Os sistemas construtivos utilizados eram o reticulado, e o antigo, chamado incerto.
"Deles, o mais elegante é o reticulado, mas potencializa a abertura de fendas, porque apresenta assentamentos e junturas que se desagregam para todos os lados. Por sua vez, as pequenas pedras de disposição irregular, assentes umas sobre as outras, proporcionam uma estrutura deselegante, porém mais segura que a reticulada."
No entanto, mais adiante diz: "Com efeito, nenhuma parede feita da maleável argamassa de pedra miúda poderá, com o decorrer do tempo, resistir à ruína."

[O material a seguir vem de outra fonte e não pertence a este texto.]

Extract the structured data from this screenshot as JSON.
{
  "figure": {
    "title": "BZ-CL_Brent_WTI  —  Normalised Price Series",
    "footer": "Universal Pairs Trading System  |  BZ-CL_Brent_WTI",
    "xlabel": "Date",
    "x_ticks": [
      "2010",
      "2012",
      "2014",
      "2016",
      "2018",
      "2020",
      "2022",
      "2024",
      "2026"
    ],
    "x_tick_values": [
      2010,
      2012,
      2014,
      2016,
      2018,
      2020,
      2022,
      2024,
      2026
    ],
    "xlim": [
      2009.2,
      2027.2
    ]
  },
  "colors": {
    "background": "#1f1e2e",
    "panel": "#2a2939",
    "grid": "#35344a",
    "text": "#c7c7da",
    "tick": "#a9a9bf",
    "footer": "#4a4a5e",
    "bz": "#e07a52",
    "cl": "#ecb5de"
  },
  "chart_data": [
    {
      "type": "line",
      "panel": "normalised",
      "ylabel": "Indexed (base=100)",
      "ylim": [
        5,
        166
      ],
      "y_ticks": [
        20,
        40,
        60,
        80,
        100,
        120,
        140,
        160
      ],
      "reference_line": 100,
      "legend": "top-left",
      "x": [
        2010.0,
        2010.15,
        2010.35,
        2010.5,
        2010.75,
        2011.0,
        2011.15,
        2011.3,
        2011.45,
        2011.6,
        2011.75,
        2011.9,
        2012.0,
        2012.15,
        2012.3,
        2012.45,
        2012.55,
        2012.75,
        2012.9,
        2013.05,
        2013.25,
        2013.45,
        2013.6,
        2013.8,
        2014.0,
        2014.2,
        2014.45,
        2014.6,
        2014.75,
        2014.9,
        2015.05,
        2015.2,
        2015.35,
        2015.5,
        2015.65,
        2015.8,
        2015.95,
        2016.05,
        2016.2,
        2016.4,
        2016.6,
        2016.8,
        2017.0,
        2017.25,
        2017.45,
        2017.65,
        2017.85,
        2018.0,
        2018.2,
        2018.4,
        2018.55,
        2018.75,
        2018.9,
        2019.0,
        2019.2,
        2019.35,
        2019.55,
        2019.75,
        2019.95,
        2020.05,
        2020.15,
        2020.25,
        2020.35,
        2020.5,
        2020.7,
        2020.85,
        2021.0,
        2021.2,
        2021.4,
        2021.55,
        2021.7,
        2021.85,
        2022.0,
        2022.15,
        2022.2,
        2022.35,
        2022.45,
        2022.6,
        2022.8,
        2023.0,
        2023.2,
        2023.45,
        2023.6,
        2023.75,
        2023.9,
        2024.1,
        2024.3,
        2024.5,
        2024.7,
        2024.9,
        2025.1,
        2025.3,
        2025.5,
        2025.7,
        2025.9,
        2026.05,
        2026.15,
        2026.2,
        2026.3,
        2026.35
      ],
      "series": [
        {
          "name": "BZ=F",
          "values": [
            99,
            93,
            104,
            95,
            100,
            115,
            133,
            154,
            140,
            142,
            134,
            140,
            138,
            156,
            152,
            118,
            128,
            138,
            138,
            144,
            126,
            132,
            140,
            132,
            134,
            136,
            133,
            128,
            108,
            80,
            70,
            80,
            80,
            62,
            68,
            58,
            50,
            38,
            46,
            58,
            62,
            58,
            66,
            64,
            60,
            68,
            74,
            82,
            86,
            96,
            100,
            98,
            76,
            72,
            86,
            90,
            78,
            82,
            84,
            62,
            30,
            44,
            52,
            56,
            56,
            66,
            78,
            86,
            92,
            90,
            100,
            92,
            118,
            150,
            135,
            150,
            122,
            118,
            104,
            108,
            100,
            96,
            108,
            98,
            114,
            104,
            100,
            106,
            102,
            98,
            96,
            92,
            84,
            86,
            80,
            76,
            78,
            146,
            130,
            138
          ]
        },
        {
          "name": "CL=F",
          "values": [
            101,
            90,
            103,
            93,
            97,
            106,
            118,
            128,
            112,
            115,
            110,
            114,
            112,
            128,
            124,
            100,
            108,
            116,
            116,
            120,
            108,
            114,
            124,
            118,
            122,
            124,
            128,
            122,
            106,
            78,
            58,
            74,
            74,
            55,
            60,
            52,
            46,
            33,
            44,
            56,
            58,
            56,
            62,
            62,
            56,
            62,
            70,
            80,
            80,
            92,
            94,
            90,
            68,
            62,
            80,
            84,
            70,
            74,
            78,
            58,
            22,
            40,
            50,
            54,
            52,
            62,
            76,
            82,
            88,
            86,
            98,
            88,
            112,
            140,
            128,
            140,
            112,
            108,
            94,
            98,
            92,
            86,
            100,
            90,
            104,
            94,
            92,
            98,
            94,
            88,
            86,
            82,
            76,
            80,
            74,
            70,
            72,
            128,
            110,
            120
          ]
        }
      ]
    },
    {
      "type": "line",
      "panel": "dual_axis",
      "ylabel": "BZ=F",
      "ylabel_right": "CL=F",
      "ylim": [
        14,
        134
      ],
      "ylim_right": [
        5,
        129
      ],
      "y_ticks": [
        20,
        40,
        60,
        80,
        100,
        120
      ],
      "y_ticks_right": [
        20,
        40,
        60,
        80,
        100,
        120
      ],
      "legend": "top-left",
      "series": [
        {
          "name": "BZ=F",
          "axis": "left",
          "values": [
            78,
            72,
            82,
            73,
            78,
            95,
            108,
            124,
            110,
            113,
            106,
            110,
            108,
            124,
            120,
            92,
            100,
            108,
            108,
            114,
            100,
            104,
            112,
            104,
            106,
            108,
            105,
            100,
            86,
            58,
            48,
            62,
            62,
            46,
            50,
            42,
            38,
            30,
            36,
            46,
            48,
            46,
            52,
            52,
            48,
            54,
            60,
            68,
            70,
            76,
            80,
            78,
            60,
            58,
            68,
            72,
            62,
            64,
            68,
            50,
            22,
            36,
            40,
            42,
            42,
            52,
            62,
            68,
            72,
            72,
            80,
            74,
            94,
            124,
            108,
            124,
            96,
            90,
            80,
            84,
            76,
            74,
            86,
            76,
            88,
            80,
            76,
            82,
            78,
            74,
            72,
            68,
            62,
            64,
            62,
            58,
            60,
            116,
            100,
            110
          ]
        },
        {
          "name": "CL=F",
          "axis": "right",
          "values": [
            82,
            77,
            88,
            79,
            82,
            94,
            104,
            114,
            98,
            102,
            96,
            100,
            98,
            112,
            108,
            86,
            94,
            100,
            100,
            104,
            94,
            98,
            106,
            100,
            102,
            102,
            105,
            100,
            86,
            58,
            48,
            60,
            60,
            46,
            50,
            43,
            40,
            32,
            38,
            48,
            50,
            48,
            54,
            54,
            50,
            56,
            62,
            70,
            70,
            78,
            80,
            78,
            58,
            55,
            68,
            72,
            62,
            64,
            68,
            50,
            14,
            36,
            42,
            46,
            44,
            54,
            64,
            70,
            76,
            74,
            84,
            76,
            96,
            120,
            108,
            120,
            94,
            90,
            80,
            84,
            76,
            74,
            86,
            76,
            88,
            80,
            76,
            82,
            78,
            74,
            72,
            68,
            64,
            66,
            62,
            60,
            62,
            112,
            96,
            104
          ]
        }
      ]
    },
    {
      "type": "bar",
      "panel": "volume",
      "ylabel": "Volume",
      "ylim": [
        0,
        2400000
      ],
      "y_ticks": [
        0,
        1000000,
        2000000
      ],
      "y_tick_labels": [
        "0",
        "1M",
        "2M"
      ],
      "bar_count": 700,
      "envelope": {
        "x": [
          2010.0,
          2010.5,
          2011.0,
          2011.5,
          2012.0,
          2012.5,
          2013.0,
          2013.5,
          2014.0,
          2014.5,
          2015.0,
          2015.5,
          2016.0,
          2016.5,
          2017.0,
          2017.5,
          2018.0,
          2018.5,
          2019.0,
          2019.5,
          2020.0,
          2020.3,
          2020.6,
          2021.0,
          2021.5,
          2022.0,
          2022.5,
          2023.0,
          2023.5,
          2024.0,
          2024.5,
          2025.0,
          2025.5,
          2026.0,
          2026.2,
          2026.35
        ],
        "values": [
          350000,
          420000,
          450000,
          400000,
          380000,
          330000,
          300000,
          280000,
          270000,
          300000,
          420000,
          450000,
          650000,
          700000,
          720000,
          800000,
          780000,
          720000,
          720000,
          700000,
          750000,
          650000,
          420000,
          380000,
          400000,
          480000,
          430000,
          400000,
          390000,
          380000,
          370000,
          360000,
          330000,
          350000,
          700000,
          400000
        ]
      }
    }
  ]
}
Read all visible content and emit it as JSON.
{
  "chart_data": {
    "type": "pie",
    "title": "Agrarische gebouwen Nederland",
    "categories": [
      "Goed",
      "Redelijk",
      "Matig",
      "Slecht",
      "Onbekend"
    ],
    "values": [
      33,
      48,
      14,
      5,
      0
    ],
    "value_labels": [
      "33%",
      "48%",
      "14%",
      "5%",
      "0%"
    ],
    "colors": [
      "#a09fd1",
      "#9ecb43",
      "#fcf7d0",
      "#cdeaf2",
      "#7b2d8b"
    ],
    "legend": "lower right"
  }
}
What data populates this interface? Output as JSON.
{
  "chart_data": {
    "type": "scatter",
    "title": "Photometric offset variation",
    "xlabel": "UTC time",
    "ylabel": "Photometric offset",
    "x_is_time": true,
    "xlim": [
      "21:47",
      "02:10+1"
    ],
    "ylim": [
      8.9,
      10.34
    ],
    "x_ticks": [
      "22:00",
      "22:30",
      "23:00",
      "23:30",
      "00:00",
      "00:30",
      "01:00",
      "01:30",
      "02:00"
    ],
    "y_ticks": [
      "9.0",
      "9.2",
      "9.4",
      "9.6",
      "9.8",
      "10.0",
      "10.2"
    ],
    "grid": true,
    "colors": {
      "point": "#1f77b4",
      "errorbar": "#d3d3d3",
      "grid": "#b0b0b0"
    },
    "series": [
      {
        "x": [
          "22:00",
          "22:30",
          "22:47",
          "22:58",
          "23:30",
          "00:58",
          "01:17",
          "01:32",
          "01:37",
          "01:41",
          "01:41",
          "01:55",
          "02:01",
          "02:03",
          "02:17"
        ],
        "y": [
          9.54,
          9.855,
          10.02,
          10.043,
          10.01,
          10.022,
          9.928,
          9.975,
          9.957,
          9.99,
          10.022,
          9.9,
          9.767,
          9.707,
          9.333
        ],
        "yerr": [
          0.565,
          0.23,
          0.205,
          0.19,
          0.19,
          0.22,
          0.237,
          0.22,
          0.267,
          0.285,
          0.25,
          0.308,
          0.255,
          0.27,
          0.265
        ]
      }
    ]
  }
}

Nota: o prazo de uso de uma construção antiga era de 80 anos. Atualmente, a ABNT (Associação Brasileira de Normas Técnicas) elaborou uma norma que fala sobre a duração das construções em si. Na norma apresentada, diz-se que cada construção deve durar, no mínimo, 50 anos. Ora, para um padrão atual até que não estamos mal, mas será que com tecnologias tão avançadas não poderíamos ao menos nos igualarmos às obras antigas? Será mesmo que as construções só duram 50 anos ou é tudo uma jogada de marketing? Afinal, o mercado imobiliário é um dos que mais cresce no Brasil. Seja como for, é importante pensarmos como podemos contribuir. Talvez esta leitura seja a mais importante de todas, pois conscientiza sobre algo que é real, que é literalmente concreto.